Most widows and divorcees seek out financial experts following their life transitions, but are they looking for the same things in their advisors?
The vast majority of divorcees and widows work with advisors once they find themselves single again, but the differing life events – death and divorce – shape their investment attitudes and behaviors. What do widows and divorcees expect from financial advisors?
Widows represent about 7 percent of Millionaire households, those with a net worth of $1 million to $5 million, not including primary residence, according to a recently published Millionaire Corner e-zine, Women in Transition. Divorcees account for another 7 percent of Millionaire households. The share is slightly higher among high net worth households, which have $5 million to $25 million, not including primary residence.
The average age of a Millionaire divorcee is 62, according to our research, while the average age of a Millionaire widow is 70. About half (51 percent) of the Millionaire divorcees are retired, as are 82 percent of the widows. Average ages and retirement rates go up with wealth, and our research indicates that age and retirement status strongly influence the relationships between women in transition and their advisors.
Divorcees and widows are more likely to rely upon advisors than men, but widows are more likely than divorcees to be “advisor-dependent,” that is relying entirely on advisors (21 percent vs. 16 percent, respectively). (It's also interesting to note that the vast majority of divorcees say they're better off single.)
Both widows and divorcees prefer the same type of advisors.
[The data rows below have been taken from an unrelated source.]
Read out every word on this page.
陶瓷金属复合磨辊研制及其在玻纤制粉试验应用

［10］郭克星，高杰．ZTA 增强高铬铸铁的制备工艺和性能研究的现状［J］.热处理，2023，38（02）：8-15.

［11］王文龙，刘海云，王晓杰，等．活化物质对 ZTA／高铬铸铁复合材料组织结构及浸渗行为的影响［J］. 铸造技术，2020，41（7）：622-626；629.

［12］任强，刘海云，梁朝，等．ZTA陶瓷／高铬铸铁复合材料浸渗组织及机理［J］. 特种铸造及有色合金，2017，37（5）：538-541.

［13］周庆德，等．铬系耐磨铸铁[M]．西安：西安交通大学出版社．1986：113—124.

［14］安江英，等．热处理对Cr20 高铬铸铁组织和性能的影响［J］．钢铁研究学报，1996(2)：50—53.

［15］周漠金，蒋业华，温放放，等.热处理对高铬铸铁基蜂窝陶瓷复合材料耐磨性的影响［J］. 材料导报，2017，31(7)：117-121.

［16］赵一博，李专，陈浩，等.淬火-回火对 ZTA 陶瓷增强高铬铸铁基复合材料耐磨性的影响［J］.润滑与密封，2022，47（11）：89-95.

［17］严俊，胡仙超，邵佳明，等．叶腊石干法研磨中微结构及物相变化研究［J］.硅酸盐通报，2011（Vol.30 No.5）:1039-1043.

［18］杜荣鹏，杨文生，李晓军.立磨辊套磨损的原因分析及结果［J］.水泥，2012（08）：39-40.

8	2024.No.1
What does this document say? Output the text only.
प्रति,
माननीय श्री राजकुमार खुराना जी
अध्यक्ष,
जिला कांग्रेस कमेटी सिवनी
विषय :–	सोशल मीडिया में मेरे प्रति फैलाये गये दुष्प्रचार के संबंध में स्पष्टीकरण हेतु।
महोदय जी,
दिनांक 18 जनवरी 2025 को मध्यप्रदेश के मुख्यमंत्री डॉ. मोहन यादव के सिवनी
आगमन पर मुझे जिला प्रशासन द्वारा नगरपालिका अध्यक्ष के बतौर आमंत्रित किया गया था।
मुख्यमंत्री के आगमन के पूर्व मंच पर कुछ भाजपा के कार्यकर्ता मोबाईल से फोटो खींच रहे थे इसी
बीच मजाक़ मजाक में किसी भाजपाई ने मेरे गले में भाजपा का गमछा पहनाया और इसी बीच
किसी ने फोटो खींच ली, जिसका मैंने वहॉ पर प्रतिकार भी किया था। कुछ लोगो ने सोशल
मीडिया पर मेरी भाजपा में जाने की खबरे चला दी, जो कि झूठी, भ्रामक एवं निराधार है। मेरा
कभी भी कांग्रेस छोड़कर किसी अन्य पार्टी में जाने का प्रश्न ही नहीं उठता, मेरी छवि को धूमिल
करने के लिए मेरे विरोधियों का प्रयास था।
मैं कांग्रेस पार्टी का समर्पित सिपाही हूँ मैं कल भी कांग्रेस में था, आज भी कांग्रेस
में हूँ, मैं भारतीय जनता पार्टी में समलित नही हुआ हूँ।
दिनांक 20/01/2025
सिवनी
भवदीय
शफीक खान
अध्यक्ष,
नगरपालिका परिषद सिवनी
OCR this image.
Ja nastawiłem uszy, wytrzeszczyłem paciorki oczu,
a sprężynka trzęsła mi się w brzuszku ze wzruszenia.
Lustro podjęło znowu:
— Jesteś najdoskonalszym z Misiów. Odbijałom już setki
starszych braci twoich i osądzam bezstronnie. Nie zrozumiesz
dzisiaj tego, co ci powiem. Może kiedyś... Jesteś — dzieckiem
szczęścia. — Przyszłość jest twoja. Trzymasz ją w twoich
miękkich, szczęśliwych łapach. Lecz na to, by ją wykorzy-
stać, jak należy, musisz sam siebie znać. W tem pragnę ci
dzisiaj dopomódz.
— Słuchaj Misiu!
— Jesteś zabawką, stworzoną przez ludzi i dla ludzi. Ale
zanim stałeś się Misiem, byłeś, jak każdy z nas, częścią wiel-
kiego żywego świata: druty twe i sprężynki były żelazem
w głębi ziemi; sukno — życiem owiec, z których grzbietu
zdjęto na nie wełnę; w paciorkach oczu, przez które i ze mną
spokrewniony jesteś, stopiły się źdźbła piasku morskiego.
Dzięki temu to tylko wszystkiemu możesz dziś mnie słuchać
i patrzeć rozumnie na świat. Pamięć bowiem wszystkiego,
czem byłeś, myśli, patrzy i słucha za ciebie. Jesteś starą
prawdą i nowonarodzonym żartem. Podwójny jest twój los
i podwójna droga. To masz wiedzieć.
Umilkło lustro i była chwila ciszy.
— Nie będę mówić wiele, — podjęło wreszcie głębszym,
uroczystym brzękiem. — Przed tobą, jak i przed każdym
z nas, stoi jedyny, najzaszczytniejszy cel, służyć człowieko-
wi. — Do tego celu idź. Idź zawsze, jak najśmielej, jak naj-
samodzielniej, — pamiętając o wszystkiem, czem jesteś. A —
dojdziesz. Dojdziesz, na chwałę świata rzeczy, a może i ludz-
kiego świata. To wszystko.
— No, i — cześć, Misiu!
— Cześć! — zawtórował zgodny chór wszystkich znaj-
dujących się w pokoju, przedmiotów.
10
The largest share of each demographic uses a full-service broker (36 percent of widows and 40 percent of divorcees), and a smaller share of both groups uses independent financial planners and investment managers. Bankers and independent investment advisors, or RIAs, count among the top five types of advisors most commonly used by widows, while divorcees commonly use advisors who are mutual fund company representatives and discount/online brokers.
Divorcees are also more likely to use online financial tools, and express a greater likelihood of using social media to obtain financial information. (Learn more about the social media habits of widows and divorcees.)
A greater share of widows compared to divorcees (31 percent vs. 17 percent, respectively) describe themselves as conservative investors, while widows are less likely than divorcees to say they are aggressive investors (6 percent vs. 14 percent, respectively). It follows that a majority of widows (58 percent) favor principal protection over growth, while a minority of divorcees (45 percent) say it’s more important to “protect my principal than grow my investments.”
Divorcees also express more confidence in their investment abilities. Fourteen percent say they are “very knowledgeable” about financial matters, compared to 9 percent of women. Divorcees also express a greater enjoyment of investing than do widows, 44 percent vs. 39 percent.
Our research suggests that advisors may need to take additional care to earn the trust of a divorcee, who has likely changed financial professionals as a result of her divorce. Advisors must also be sensitive to the stresses felt by widows constrained to make available assets last for the remainder of their lives.